ORDONNE au ministère de la justice d’effectuer les corrections nécessaires à la rémunération de Me Anne-Isabelle Cloutier soit de lui accorder l’échelon 3 de l’échelle salariale de sa classe d’emplois, rétroactivement à sa date d’embauche, soit le 19 août 2021, et de lui verser les sommes auxquelles elle a droit, incluant les intérêts légaux.

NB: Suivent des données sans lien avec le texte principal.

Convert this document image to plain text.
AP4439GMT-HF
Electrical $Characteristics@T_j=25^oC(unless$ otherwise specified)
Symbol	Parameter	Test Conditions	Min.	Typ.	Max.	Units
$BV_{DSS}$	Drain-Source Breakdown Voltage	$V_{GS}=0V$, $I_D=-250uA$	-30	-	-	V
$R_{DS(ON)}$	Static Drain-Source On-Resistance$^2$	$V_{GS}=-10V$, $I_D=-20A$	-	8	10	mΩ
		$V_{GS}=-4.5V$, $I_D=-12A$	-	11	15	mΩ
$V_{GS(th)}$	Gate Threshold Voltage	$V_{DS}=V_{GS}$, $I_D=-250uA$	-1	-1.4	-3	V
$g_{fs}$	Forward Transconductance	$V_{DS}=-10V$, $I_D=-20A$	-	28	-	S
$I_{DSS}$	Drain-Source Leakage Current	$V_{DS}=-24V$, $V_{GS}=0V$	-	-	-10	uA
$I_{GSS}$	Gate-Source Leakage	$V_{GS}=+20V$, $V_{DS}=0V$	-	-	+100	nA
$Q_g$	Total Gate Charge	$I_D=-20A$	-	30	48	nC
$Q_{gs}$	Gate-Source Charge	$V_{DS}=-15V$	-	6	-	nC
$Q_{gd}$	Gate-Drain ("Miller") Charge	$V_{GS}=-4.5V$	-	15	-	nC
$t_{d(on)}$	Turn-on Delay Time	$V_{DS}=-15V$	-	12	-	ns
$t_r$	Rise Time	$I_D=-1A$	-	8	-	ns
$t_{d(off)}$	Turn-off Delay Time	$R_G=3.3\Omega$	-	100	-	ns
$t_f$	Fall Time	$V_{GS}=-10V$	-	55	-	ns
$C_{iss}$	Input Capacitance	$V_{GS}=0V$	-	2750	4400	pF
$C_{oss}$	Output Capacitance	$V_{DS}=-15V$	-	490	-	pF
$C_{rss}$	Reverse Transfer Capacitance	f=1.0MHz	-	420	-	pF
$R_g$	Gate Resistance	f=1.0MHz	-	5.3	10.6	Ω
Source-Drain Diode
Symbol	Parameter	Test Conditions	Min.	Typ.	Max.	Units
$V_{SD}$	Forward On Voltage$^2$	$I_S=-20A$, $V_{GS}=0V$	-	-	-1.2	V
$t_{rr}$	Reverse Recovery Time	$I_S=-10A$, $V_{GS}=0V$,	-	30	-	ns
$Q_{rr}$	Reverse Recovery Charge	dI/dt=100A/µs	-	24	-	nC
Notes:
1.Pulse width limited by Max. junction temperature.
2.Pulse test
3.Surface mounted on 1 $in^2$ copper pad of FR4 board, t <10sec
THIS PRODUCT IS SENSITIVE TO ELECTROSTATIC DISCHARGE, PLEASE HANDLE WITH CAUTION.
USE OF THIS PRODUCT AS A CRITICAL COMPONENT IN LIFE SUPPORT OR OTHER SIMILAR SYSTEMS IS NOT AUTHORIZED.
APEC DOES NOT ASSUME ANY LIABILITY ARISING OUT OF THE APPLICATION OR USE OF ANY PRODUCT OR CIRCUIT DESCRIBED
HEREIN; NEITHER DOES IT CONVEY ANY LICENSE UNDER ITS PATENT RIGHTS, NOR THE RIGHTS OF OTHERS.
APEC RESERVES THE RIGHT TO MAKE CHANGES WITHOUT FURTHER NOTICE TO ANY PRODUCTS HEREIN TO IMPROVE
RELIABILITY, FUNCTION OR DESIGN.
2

RÉSERVE sa compétence afin de trancher toute question ou toute difficulté découlant de la présente décision.

 

 

                                                                                                                                                 Original signé par :

 

 

_______________________________

Denis St-Hilaire

 

Me Anne-Isabelle Cloutier

Partie demanderesse

 

Me Maxime Simoneau

Procureur du ministère de la Justice

Partie défenderesse

 

Audience tenue par visioconférence

 

 

Date de l’audience :

1er juin 2023

 


[1] RLRQ, c. F-3.1.1.

[2] Recueil des politiques de gestion, C.T. 222946, 29 septembre 2020.

[3] C.T 203262 du 31 janvier 2006 et ses modifications.

[4] Directive concernant la classification des avocats et des notaires, Recueil des politiques de gestion, C.T. 222925, 29 septembre 2020.

[5] RLRQ c. B-1, art. 45 et 46.

[6] Règlement sur la formation professionnelle des avocats, c. B-1, r.14, art. 5, par. 2, Code des professions, chap. C-26, art. 184, Règlement sur les diplômes délivrés par les établissements d’enseignement désignés qui donnent droit aux permis et aux certificats de spécialistes des ordres professionnels, chapitre C-26, r.2 art.1.03 e).

[7]Le site Web de l’université décrit une approche intégrée grâce à des cours transsystémiques où les traditions juridiques sont enseignées de manière comparative à l’aide d’exemples de diverses provenances. https://www.mcgill.ca/law/fr/bcl-jd.

[8] Brousseau et al. et La Commission administrative des régimes de retraite et d’assurances, [1990] 7 no 2 R.D.C.F.P., p 305 et 320.

[9]  Delorme c. Commission de la santé et de la sécurité du travail, [1991] 8 no 1 R.D.C.F.P. 23.

[10]Marchand et. Ministère de la Sécurité publique, [2008] 25 no 2 R.D.C.F.P. 559, p. 567; Turcotte et. Ministère de la Justice, [2007] 24 no 1 R.D.C.F.P. 113, par. 31, 32, 33, 34 et 35. Dubé et Québec (Ministère de la Sécurité publique), 2011 QCCFP 30 (CanLII), Lavoie et Québec (Ministère de la Justice), 2011 QCCFP 10 (CanLII), Martinez et Québec (Commission de la santé et de la sécurité du travail), 2000 CanLII 22140 (QC CFP), Cloutier et Centre de services partagés du Québec, 2010 QCCFP 11 (CanLII), Leblond et Québec (Sécurité publique), 2002 CanLII 49190 (QC CFP).

[11] Centre de services partagés du Québec et Dussault, 2012 QCCFP 48 (CanLII).

[12] À cet effet Mme a déposé en preuve un formulaire de demande intitulé : APPLICATION TO ENROLL IN A MINOR PROGRAM.

[13] Gouvernement du Québec (ministère de la justice) et Les avocats et notaires de l’État québécois, 2021 QCTA 352.

[14] Dussault et Société de l'assurance automobile du Québec, 2015 QCCFP 20 (CanLII) confirmé en révision; Société de l'assurance automobile du Québec et Dussault, 2016 QCCFP 10 (CanLII).